There’s a line in the chorus of the song “For a Fool” — a track off The Shins’ latest album, “Port of Morrow” — that goes, rather simply, “Taken for a fool/yes I was, because I was a fool.” It’s the embodiment of this new album, their first since 2007’s “Wincing the Night Away.” It’s an accessible line; it’s frank, to the point and yet it’s still emotionally moving and poetic in its simplicity.

This is how the entire album functions. Lyrically and musically it’s streamlined, with fewer sound effects and sonic oddities than The Shins usually go for as well as fewer lyrical abstractions, like the “eloquent young pilgrims” passing from their 2003 album “Chutes Too Narrow.”

Instead, we find music that’s slower, conventional and easily digestible. It’s the furthest the band has ever traveled down the road of “pop” music. Yet it also allows for James Mercer, the band’s vocalist, main instrumentalist and songwriter (and the only original member now left), to bare his soul and craft emotions more deeply than ever before. For example, on “It’s Only Life,” Mercer sings, “I’ve been down the very road you’re walking now/it doesn’t have to be so dark and lonesome/It takes a while but we can figure this thing out and turn it back around.”
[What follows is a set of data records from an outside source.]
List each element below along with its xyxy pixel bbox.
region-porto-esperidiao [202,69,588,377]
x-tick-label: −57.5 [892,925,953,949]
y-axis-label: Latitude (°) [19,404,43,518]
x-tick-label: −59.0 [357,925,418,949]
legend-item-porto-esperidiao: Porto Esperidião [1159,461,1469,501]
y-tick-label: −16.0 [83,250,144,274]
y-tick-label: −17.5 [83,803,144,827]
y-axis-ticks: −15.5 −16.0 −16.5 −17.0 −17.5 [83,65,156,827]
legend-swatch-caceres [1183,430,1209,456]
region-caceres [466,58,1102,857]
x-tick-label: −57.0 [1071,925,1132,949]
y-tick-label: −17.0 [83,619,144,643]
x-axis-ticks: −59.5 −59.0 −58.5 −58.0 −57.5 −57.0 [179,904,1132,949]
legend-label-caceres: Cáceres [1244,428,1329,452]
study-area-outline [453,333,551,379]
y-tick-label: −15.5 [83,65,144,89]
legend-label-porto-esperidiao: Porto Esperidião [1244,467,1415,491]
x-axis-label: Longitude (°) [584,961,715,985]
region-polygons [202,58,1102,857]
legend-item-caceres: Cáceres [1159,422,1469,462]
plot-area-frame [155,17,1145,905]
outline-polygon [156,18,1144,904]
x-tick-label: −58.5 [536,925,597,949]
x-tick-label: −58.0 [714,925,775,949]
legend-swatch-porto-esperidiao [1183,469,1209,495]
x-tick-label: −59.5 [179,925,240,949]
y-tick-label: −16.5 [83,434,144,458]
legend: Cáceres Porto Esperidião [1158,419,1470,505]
There is no longer the same inaccessible wall of highly intellectual and literary lyrics that Mercer has leaned on from time to time before. It’s not altogether gone, but he lowers his guard and allows every listener into his world as he contemplates love, growing older and settling down.

“Simple Song,” the lead single off the album, takes him into the world of young romance: “When I was just 9 years old/I swear that I dreamt your face on a football field/and a kiss that I kept, under my vest.” And as the lyrics burst forth, the music briefly turns into a marching 70-esque anthem, complete with fluctuating synth, as if it could have come off The Who’s 1971 opus “Who’s Next.”

Musically, the album expresses incredible range, from those ’70s-inspired smaller moments of “Simple Song” to the clear 1980s pop song inspirations of “Fall of ‘82” and the falsetto-fueled jazzy pop on the title song “Port of Morrow.” Yet through it all, there is always something underlying that unifies it all, that is inherently “Shins-y.”

The album truly feels like their most mature work yet. James Mercer has crafted a brand new Shins album after a five-year hiatus, and it feels like the band we’ve always loved. Yet now Mercer has more on his mind. And the music and lyrics reflect it. What may appear to be a more accessible, pop-centric album serves as a vehicle for Mercer to take us through his thoughts and contemplations on love and life, while using more reserved music as a backdrop, allowing us to hear it that much more clearly.

Reserved as it may be, though, it’s still a Shins album, and so the catchiness factor is in full effect. After all, I’ve had these songs stuck in my head since the minute I hit “play.”